Deion Belue

No. 13
- Position: Cornerback

Personal information
- Born: September 3, 1991 (age 34) Tuscumbia, Alabama, U.S.
- Listed height: 5 ft 11 in (1.80 m)
- Listed weight: 185 lb (84 kg)

Career information
- High school: Tuscumbia (AL) Deshler
- College: Alabama

Career history

Playing
- 2014: Miami Dolphins*
- 2014: Pittsburgh Steelers*
- 2014: Jacksonville Jaguars*
- 2015–2016: Edmonton Eskimos
- * Offseason or practice squad member only

Coaching
- 2017–2021: Tuscumbia (AL) Deshler
- 2021-present: Sheffield, Alabama

Awards and highlights
- Grey Cup champion (2015); BCS national champion (2013);
- Stats at Pro Football Reference
- Stats at CFL.ca

= Deion Belue =

American gridiron football player (born 1991)

Deion Belue (born September 3, 1991) is an American former football cornerback. He played college football at Alabama. Belue signed with the Miami Dolphins as an undrafted free agent in 2014. In addition, he spent time as a member of the Pittsburgh Steelers and Jacksonville Jaguars.

==Early life==
Belue attended Deshler High School in Tuscumbia, Alabama. He was selected to the Alabama Sports Writers Association 4A All-State team twice while in high school. He recorded 70 tackles as a junior in 2008 with four interceptions, two in which returned for touchdowns. He also returned two punts and one kickoff for touchdowns while hauling in over 800 yards receiving and five touchdowns.

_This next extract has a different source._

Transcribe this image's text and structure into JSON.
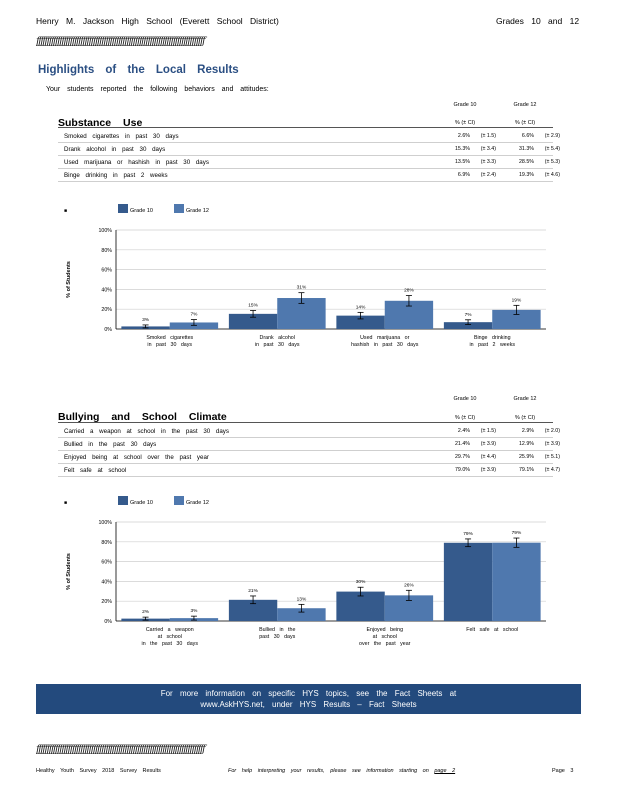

Considered a three-star recruit by Rivals.com, he was rated as the 82nd best cornerback prospect in the nation.

College recruiting
| Name | Hometown | School | Height | Weight | 40^{‡} | Commit date |
| Deion Belue CB | Tuscumbia, Alabama | Deshler High School | 6 ft 0 in (1.83 m) | 175 lb (79 kg) | 4.51 | Jan 15, 2010 |
Recruit ratings: Scout: Rivals:
Overall recruit ranking: Scout: 23 (CB) Rivals: -- National, 85 (CB), 24 (Ala)
‡ Refers to 40-yard dash; Note: In many cases, Scout, Rivals, 247Sports, On3, and ESPN may conflict in their listings of height, weight and 40 time.; In these cases, the average was taken. ESPN grades are on a 100-point scale.; Sources: "Alabama Football Commitments". Rivals. Retrieved January 26, 2014.; "2010 Alabama Football Recruiting Commits". Scout. Retrieved January 26, 2014.; "Scout.com Team Recruiting Rankings". Scout. Retrieved January 26, 2014.; "2010 Team Ranking". Rivals.com. Retrieved January 26, 2014.;

==College career==
Belue spent the previous two seasons at Northeast Mississippi Community College before transferring to Alabama. Belue was selected to the NJCAA's 2011 All-American list during sophomore season. He was selected to the second-team NJCAA All-American team following the 2011 season. In his first season at Alabama, he started all 14 totaling 40 tackles (6.5 for loss), two interceptions and a fumble return 57 yards for a touchdown. Belue broke up seven passes and forced a fumble. As a senior in 2013, he started 11 games recording 20 tackles and one interception, which came against Tennessee.

==Professional career==

===Miami Dolphins===
On May 12, 2014, he signed with the Miami Dolphins as an undrafted free agent. He was waived on May 25, 2014.

===Pittsburgh Steelers===
Belue was signed by the Pittsburgh Steelers on May 29, 2014.

===Jacksonville Jaguars===
On July 23, 2014, Belue was signed by the Jacksonville Jaguars. On August 25, 2014, Belue was released.

===Edmonton Eskimos===
On June 1, 2015, Belue signed with the Edmonton Eskimos of the Canadian Football League. He was on the practice roster of the 2015 team that won the Grey Cup.